Most coops, no matter how ingenious and sturdy, won’t keep out rats completely, regardless of whether they are slim, surreptitious barnyard rats or fat, bold, slow city rats. Rats are expert diggers and tunnelers. If they smell chicken feed inside your coop, they will dig under the coop and pop out of a tunnel they have burrowed unerringly to right under the feeder.
I’ve tried subterranean concrete barriers. I’ve tried sinking lengths of fencing below ground. Neither worked very well to keep out the vermin. In my experience, there’s no sure-fire way to keep rats out of your chicken coop if they’re determined to get in. My advice: Be prepared for a long, continuous battle against rats.
I have found that rats are somewhat seasonal (at least up here in the Northwest). Rain in winter seems to bring them up out of the ground. Spring rat flings and resulting newborns bring rats forth like unwanted weeds in March and April.

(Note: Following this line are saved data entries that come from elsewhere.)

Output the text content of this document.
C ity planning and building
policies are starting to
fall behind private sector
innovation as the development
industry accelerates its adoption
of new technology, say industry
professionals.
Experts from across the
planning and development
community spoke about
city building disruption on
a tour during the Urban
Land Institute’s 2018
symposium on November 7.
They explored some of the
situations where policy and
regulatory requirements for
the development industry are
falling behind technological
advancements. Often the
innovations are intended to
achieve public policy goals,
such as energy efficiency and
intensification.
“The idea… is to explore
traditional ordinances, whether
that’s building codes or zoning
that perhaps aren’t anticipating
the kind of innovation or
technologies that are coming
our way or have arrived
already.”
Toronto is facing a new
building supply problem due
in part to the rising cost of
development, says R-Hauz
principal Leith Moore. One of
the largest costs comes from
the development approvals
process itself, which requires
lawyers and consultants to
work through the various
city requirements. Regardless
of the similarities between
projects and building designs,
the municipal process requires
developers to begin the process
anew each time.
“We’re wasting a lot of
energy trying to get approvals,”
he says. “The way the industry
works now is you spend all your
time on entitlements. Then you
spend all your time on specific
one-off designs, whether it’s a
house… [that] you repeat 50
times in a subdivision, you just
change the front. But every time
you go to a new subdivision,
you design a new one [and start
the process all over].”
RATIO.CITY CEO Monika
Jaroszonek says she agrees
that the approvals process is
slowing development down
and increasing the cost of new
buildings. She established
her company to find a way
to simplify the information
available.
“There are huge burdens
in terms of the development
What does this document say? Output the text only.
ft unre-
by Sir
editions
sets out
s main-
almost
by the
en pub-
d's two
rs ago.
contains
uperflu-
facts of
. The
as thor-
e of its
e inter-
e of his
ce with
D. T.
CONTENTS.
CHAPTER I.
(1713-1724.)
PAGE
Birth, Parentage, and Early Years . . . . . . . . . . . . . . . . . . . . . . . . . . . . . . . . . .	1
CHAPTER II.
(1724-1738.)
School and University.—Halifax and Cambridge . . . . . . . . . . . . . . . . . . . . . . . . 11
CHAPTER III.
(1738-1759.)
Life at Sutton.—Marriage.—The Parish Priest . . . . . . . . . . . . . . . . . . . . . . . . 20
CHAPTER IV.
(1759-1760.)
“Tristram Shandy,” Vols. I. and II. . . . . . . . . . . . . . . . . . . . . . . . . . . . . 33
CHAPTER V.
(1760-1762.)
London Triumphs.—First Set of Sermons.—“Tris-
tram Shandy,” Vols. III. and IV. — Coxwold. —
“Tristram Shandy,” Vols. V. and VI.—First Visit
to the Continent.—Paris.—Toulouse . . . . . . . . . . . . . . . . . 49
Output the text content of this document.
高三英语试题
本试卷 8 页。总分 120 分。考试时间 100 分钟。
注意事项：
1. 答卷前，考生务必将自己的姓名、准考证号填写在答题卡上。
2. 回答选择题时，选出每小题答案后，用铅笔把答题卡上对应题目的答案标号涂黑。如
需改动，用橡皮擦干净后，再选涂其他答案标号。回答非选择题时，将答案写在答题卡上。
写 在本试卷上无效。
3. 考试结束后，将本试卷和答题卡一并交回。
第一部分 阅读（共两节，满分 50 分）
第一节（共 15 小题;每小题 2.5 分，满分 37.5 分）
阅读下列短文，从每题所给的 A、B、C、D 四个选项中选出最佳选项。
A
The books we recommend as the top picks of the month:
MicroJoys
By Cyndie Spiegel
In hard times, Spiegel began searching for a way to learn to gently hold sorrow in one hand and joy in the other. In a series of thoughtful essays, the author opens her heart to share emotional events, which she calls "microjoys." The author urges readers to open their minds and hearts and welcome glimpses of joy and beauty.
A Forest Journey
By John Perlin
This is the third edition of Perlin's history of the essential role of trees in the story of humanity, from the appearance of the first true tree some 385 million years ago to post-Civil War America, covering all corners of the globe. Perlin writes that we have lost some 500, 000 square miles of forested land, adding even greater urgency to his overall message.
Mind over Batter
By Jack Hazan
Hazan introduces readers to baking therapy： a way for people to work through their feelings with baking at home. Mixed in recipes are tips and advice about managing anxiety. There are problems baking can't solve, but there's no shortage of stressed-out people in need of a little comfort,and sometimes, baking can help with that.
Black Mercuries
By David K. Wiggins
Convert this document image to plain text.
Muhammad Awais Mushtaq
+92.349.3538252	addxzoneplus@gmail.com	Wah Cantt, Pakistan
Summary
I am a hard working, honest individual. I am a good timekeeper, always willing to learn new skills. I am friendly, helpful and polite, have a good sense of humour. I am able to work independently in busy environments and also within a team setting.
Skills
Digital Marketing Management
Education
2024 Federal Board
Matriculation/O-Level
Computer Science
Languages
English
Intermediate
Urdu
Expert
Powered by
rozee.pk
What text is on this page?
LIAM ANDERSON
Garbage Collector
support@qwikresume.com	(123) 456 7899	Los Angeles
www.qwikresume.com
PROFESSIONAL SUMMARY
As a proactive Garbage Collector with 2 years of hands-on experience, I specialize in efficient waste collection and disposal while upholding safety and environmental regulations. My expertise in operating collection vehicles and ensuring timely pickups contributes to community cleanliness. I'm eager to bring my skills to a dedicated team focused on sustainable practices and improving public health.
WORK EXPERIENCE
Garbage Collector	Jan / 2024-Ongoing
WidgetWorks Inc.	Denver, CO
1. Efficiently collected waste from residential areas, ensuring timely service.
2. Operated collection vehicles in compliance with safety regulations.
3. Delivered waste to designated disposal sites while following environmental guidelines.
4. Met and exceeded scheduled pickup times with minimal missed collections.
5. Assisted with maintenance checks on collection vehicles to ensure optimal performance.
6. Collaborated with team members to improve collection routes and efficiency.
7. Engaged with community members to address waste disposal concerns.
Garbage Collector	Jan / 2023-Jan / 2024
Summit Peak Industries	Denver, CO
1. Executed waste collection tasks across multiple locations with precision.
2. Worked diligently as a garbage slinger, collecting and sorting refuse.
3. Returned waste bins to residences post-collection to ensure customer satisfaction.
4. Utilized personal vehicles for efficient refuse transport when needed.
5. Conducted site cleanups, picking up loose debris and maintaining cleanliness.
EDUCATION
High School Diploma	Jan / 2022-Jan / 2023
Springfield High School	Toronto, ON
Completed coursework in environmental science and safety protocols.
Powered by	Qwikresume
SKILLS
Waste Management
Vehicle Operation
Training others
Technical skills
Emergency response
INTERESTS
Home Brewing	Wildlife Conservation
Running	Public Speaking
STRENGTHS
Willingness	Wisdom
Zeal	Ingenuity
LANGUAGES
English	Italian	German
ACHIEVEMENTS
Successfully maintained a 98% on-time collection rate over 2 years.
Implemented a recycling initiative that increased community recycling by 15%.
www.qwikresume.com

Things settle down during the summer and fall, as if the rats had packed up and gone to their summer cottages.
Don’t be discouraged. There is a way to deal with rats: poison. Poison is tricky, however, because you have to be crafty enough to give the rats access to the poison and bait trap but careful enough to keep your hens and other neighborhood animals out of the traps’ vicinity.
A few years ago, the city of Portland dealt with an increase in the city rat population by handing out “rats only” traps. These were plastic black bait boxes with a small hole big enough for a rat to fit into. The hole led through a short maze into the opposite end of the box containing rat poison. The rat ate the poison and left contented, then got a fatal stomachache a short time later. This trap set-up is quite effective, and I have never had a problem with one of my own critters getting into the bait box. Inquire at your local health department about these types of rat traps.
If your health department does not have bait traps available, you can build your own from scrap wood and nails. Construct a wooden box 11⁄2 feet (46 cm) long and 1 foot (31 cm) wide with a hinged and clasping or locking lid. Cut a rat-sized hole in the narrow end of the box. (Remember, rats can squeeze into an opening one-fourth their size.) Insert two partitions inside the box to create a short maze to the bait and poison location at the other end of the box.
If you’re setting a traditional “neck snapper” rodent trap, place it just outside the coop and henhouse at night. Set the trap inside a box just big enough for the trap and the rat. This way, there’s no danger of your hens or other pets getting caught by the trap. Bait trap with peanut butter for a couple of nights without setting the trap. On the third or fourth night, set the trap with the bait the rat has come to expect. You will probably have a rat to dispose of in the morning when you check on your hens.